The memory was replaced by a visceral image of myself ripping the letter into shreds, unread. It would be the perfect payback for what she did to me those years ago, for there was nothing Ruby hated more than being ignored. It had felt like my chest was being ripped open when she walked away from me that day, slamming the car door shut and vanishing into the snow. I had waited for her to come back, to tell me that she had been kidding. That we would be able to continue our plan to run away together to California. But Ruby didn’t come back, and I had staggered from the car, letting the tears freeze on my face.
Almost as if an apparition, I saw Ruby standing in the room, her wild smile lifting the lines of her mouth upward. She was wearing our high school uniform with my leather jacket, her short blonde hair rumpled and greasy. I blinked until she faded away. I still saw her when I closed my eyes, her ethereal profile engraved on the grainy backside of my lids.

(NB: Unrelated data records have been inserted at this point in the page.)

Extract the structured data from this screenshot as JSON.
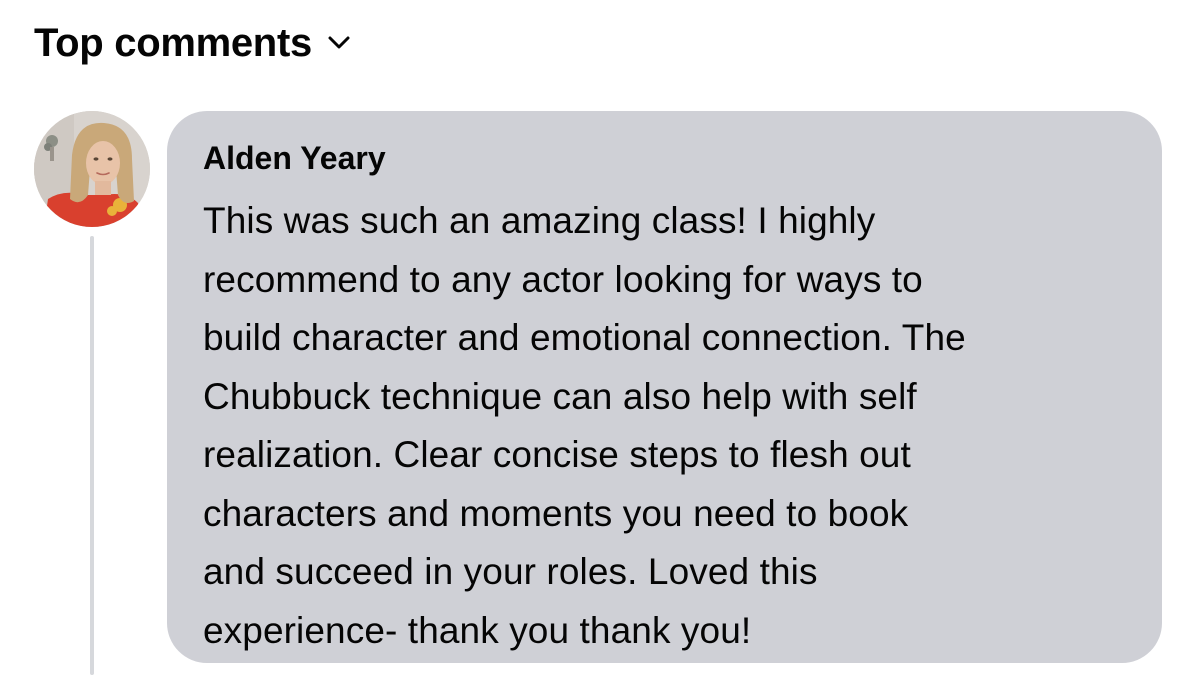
{
  "section": {
    "sort_label": "Top comments",
    "sort_icon": "chevron-down-icon"
  },
  "comment": {
    "avatar_icon": "user-avatar",
    "author": "Alden Yeary",
    "lines": [
      "This was such an amazing class! I highly",
      "recommend to any actor looking for ways to",
      "build character and emotional connection. The",
      "Chubbuck technique can also help with self",
      "realization. Clear concise steps to flesh out",
      "characters and moments you need to book",
      "and succeed in your roles. Loved this",
      "experience- thank you thank you!"
    ]
  },
  "colors": {
    "bubble": "#cfd0d6",
    "thread_line": "#d6d8dc",
    "text": "#050505"
  }
}
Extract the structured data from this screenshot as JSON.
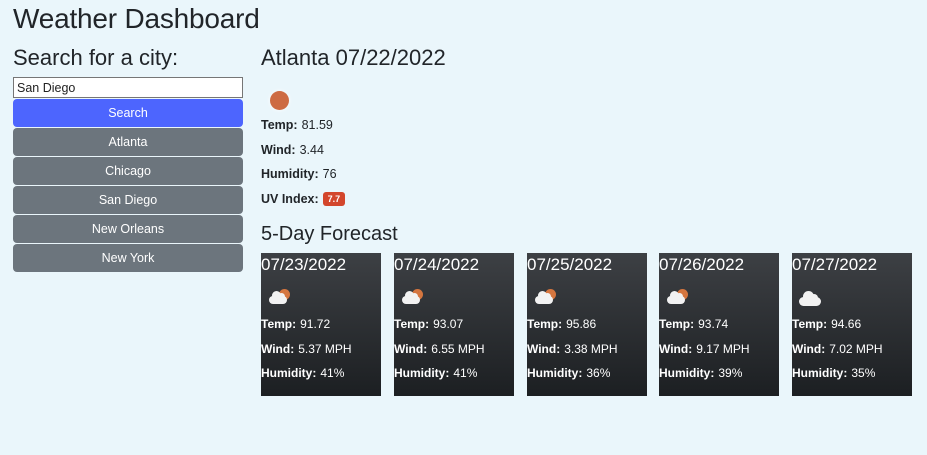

I retrieved the letter, hesitating before pulling it from the sleeve. A breath of surprise escaped me when I felt the texture, realizing all at once that it wasn’t a letter, but instead a folded, water-stained napkin. I held it under the glow of my desk lamp, leaning in so that my nose was pressed to the papery product as my eye-sight failed me when it came to reading. Bethlehem Rehabilitation was stamped on the corner in fancy blue letting with a cheesy floral logo of a yellow bouquet of roses and, below it, an imprint of her bright red lipstick kiss. I would know the shape of her lips anywhere.
I swallowed before I leaned forward to lift my desk phone. The dial tone was aggressively loud and I cleared the thickness from my voice with a cough. I punched in 4-1-1 before I could change my mind.